Camp cleanups occur twice a day.  

It is not the seething hotbed of violent hoodlums, homeless and mentally ill some politicians would have you believe.

It is, however, full of idealistic youth who are demanding a better future for themselves and others.

Everyone knows that a generation of young people in the U.S. now face dwindling job opportunities and years of living on meager salaries - and that's if they do get a job - due to the fraudulent actions of some bankers and mortgage lenders whose actions were unregulated.

In Canada there are different reasons, but the result is the same: a generation without a future.

And so, they protest.

There are, of course, a number of ways to handle a situation like this.

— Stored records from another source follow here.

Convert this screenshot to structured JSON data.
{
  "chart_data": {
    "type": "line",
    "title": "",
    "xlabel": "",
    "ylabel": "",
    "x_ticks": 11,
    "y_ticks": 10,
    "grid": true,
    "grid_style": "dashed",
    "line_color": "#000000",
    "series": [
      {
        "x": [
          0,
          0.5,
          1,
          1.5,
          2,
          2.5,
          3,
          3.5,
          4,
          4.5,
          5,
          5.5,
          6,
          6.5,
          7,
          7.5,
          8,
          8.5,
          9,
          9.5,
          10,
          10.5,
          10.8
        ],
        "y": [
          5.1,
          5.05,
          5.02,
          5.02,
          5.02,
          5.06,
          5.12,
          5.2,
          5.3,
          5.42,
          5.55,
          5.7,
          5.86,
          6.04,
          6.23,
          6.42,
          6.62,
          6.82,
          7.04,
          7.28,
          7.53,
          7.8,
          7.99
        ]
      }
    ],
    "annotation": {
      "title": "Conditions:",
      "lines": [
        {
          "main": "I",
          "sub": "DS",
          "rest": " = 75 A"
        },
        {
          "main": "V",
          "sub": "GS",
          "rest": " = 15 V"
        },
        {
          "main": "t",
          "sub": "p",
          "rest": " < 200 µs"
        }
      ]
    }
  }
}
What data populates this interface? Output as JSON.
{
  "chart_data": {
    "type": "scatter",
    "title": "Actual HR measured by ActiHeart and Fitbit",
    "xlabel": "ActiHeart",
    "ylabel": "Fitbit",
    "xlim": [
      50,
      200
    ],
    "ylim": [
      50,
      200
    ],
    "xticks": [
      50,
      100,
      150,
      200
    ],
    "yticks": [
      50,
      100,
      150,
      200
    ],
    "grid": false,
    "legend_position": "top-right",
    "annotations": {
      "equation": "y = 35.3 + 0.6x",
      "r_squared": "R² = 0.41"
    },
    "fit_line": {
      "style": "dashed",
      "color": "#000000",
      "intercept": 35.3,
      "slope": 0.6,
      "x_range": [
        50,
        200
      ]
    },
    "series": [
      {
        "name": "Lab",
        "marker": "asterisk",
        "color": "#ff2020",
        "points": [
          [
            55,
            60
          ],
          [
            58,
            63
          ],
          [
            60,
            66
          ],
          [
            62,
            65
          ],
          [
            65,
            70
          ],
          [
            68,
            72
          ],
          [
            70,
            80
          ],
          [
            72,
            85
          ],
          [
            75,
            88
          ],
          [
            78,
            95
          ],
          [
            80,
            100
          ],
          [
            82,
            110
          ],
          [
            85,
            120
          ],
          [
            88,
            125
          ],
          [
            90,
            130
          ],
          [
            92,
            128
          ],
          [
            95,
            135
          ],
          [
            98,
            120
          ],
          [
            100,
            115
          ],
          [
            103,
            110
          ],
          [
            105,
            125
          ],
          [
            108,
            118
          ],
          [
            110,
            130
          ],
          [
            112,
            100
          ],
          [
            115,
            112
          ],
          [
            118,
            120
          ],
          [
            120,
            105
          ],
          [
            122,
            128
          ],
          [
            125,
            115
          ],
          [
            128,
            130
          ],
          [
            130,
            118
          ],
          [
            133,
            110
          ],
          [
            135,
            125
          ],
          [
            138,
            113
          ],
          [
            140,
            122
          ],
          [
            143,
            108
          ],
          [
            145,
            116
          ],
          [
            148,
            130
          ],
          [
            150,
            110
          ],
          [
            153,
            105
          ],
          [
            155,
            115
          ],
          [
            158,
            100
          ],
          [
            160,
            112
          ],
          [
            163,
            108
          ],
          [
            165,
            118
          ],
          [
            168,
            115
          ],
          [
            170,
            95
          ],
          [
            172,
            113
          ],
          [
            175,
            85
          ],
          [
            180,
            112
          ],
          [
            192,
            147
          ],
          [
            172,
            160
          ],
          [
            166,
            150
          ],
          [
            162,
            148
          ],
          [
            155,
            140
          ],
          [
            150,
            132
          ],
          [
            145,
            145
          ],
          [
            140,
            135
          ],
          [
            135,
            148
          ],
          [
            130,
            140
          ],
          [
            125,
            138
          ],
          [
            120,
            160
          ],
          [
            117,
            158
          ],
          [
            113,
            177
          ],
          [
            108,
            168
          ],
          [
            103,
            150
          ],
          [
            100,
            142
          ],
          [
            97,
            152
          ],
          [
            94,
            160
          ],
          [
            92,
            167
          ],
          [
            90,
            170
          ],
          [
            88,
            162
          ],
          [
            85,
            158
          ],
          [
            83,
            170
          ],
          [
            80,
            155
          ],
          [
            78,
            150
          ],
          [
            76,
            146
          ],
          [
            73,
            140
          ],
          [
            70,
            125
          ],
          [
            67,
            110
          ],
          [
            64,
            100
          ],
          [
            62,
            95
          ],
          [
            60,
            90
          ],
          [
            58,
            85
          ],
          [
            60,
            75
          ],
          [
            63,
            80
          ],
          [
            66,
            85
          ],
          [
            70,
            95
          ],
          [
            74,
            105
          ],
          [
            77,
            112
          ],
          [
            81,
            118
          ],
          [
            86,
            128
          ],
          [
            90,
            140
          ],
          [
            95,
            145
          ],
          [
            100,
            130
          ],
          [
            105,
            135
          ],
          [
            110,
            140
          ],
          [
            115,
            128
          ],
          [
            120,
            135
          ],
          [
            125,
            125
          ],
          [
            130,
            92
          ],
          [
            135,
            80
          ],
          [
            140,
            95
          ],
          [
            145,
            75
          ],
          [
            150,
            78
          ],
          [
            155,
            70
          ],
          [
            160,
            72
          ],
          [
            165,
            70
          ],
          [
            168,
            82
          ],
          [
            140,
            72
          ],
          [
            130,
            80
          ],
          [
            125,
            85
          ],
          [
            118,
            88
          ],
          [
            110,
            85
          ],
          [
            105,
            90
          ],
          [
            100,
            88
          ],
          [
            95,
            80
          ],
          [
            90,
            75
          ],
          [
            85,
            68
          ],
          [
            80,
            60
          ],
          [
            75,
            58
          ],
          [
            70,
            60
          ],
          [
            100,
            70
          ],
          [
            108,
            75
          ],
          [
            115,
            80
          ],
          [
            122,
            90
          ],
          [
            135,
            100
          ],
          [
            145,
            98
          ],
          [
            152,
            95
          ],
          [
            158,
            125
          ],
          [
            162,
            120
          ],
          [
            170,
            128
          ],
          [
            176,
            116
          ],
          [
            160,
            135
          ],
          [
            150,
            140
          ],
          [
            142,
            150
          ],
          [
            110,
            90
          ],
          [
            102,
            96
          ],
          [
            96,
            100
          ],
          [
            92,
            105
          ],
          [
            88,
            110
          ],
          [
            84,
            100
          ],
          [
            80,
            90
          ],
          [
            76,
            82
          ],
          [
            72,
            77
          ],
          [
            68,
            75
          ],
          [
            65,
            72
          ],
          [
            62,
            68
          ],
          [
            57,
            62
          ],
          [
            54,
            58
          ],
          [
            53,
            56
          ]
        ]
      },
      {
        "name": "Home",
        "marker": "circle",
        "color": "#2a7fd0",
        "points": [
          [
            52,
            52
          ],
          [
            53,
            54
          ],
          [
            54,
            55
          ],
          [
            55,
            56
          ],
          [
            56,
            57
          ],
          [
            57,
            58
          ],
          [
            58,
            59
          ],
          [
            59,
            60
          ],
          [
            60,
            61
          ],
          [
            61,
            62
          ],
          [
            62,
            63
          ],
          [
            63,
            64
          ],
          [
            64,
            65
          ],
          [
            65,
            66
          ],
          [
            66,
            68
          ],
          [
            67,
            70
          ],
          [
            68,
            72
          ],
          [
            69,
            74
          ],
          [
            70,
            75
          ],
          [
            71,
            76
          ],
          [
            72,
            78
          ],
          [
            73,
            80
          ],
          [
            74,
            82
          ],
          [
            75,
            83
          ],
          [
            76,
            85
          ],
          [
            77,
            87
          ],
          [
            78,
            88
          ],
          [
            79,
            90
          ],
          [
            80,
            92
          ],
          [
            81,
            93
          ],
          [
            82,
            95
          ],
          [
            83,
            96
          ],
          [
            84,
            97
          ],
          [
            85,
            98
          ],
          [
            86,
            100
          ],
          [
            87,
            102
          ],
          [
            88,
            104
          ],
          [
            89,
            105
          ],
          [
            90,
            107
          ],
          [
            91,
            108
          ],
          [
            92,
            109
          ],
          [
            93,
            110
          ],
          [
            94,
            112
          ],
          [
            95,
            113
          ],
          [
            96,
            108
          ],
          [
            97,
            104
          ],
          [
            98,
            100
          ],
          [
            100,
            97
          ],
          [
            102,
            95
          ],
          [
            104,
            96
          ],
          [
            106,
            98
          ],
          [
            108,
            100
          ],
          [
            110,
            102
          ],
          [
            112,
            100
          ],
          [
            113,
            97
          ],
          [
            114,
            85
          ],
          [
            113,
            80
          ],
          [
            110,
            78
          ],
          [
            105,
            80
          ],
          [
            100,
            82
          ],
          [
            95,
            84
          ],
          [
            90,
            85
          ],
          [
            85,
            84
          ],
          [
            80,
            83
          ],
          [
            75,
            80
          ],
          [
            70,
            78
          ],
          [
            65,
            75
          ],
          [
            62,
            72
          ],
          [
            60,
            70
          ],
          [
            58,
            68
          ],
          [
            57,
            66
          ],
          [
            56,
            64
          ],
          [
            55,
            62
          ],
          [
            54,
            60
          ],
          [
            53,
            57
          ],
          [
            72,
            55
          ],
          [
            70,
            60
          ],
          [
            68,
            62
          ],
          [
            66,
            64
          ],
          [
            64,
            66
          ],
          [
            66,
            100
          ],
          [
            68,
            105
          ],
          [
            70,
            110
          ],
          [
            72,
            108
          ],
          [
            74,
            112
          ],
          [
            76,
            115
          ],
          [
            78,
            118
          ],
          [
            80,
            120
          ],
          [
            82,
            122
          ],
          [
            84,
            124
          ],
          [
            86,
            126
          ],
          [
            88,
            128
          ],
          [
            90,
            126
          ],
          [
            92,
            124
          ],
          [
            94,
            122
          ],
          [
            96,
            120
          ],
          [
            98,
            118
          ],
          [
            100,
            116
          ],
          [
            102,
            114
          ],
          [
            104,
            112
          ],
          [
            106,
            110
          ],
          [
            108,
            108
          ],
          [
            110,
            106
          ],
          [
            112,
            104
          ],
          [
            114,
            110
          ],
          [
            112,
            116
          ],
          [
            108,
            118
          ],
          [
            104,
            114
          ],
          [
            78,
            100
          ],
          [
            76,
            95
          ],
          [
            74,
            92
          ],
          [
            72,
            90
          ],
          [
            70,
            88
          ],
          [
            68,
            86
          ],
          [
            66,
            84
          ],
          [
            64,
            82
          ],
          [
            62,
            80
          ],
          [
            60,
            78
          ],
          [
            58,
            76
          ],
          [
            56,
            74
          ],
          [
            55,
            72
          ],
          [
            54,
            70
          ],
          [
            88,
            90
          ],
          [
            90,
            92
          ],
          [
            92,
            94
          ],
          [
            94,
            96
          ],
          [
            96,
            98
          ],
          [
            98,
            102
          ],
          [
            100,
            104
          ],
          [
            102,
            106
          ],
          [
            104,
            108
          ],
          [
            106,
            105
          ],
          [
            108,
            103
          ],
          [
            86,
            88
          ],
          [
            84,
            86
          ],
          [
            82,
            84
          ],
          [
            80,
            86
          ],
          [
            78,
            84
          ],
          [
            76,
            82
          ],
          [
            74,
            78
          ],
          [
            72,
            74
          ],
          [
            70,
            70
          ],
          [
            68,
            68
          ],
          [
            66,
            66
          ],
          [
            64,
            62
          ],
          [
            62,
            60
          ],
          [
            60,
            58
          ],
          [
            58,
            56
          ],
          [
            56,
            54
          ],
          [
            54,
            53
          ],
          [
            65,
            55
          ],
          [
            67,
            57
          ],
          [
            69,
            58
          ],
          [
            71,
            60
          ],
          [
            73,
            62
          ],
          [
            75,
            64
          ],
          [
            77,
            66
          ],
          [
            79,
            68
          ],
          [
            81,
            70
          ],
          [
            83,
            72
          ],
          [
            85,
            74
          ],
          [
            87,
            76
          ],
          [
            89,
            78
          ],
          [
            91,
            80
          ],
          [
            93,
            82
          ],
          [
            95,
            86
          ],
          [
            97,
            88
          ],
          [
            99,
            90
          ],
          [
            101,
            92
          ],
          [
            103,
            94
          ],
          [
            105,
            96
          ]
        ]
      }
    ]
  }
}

One is to send in the police and retake the land by force.  That will get violent and ugly.

In the last 20 years, "Toronto the Good" has experienced the G20 riots with the biggest mass arrests in Canadian history as well as the violence of the 1996  Ontario Public Service Employees Union protest and the 2000 Ontario Coalition Against Poverty riot at Queen's Park during the Mike Harris years.

No matter which side you're on - and there was plenty of fault by police in 1996, and by protesters in 2000 - as a journalist who was in the middle of the crowds covering those protests, it is disheartening to see human beings sink to such levels in their treatment of each other.

It also does absolutely nothing to solve the core problem: lack of future opportunities.

Nor is letting the protest peter out as it gets colder the answer: jobless, hopeless youth will simply find another place to protest.

And with the latest Nanos poll showing nearly 60 per cent of Canadians agree with the protesters and their aims, you'd think most politicians would tread carefully.

There is an alternative to sending in the police.

Listen carefully to what the moderate protesters are saying, find areas where there can be agreement, look for ways to address those concerns, and enlist their abilities to get to there.  

That is what true political leadership does.

The Occupy movement itself has some very intelligent leaders. Use their youth, energy and creative ideas.

Put some of them on task forces, along with experienced politicians, looking for creative solutions.  Then allow them to be part of those solutions.

Solve the root problem.

Stop telling them what can't be done, and help show them what can be done.

It was 40 years ago that a generation of young Americans protested on university campuses all around their country and stopped what they believed was an unjust war - Vietnam.

It's taken over 30 years of income inequality for the continent's youth to rise again.

They must be part of the solution, as it is their future. 

It is when times are dark, as they are now, it is most important to remember all the progress that has been made over the centuries thanks to a human spirit that very often rises like the phoenix from the ashes.

Or as Ma Joad put it in Steinbeck's great Depression-era novel The Grapes of Wrath, "We'll go on forever, Pa, 'cause we're the people."